Even though no-one seems to recommend this, they do grudgingly agree that it works and it does seem to be one way to cope with redundancy and start-up issues on a very small and lightly loaded network like mine, and when I get a new server organized it will also be a DC. Meanwhile I've created a "server operations" VM that contains all the other stuff that I lost - WSUS, SMTP server, Media Services, scheduled backup scripts, web site monitoring, etc. That way all I actually need on the base hosting server is Active Directory (so it is a DC) and the Hyper-V role with the correct network configuration. Oh, and the correct UPS configuration. And probably more esoteric setup stuff I'll only find out about when I get there.

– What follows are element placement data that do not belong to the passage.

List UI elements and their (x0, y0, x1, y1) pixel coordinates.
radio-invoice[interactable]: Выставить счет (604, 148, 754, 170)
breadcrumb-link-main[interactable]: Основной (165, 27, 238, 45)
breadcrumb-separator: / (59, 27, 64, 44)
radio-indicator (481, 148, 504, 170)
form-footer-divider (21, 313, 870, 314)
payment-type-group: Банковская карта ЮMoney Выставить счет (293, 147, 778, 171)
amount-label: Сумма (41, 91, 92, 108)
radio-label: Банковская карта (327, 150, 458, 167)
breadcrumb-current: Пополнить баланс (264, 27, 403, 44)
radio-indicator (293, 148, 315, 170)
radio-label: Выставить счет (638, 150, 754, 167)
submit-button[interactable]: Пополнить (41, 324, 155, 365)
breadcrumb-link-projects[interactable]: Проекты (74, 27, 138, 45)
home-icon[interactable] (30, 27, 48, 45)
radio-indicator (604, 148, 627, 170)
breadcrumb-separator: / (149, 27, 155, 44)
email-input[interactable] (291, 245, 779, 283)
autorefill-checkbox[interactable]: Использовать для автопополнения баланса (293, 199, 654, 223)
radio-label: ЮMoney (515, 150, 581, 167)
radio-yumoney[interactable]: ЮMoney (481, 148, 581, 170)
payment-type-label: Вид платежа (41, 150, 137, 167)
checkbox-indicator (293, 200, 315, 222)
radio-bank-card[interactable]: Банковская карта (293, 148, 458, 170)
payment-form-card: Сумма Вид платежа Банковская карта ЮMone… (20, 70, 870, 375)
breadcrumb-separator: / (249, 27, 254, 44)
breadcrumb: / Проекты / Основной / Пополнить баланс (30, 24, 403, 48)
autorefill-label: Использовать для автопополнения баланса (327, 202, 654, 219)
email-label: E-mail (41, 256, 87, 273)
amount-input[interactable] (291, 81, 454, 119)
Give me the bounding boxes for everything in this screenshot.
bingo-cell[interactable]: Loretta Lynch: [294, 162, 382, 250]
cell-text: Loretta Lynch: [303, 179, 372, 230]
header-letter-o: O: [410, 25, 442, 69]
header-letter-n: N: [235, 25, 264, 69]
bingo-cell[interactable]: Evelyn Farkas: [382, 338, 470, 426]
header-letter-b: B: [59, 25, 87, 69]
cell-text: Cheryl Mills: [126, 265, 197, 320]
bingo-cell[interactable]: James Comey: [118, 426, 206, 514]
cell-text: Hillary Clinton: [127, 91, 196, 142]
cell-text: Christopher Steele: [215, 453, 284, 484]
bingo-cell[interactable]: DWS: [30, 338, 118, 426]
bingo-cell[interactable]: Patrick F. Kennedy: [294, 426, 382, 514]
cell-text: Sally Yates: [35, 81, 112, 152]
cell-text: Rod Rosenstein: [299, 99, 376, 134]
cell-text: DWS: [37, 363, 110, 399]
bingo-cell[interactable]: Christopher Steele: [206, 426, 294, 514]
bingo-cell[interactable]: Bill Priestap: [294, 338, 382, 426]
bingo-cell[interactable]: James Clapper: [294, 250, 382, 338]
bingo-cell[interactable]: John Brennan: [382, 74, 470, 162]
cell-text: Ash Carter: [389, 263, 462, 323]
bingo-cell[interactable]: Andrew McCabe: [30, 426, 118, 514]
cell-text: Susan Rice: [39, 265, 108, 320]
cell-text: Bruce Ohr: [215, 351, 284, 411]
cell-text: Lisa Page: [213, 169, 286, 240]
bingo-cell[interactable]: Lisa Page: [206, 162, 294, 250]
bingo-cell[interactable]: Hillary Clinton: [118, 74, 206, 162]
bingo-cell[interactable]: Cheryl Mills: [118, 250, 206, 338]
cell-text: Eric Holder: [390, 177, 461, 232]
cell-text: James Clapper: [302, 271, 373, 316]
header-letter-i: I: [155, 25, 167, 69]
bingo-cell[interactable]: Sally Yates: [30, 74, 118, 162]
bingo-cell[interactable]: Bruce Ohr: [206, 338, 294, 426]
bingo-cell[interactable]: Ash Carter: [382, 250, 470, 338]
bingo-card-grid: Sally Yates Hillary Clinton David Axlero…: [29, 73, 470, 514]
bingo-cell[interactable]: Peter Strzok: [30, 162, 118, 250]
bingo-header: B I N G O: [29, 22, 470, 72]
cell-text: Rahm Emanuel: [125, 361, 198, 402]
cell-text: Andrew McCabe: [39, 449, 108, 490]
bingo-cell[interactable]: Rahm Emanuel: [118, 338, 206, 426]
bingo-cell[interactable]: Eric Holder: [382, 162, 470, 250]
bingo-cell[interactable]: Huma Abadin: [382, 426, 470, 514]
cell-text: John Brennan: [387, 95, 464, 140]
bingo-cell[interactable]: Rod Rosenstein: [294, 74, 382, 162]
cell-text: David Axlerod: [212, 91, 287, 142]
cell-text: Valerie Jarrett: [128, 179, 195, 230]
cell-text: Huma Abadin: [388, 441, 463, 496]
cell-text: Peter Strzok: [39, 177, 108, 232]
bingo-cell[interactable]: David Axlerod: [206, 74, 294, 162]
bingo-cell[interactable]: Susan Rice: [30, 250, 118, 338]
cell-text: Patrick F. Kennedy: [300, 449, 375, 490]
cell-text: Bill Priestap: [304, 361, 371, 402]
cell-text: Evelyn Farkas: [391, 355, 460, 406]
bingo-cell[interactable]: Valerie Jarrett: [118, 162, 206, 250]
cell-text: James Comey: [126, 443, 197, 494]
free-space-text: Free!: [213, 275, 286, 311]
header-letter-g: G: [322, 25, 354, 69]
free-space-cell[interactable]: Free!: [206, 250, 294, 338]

Mind you, after I complained to my Dell sales guy about the failed server he's done me an extremely good deal on a five year pro support warranty with full onsite maintenance for the new box. So next time it fails I can just phone them and tell them to come and fix it. And until it arrives and is working so that I again have some physical server redundancy, I can only ruminate as to whether the fear of waking up to a dead network is as good a laxative as rhubarb...
Comments
- Anonymous
May 15, 2011
Thank you this information was missing a lot.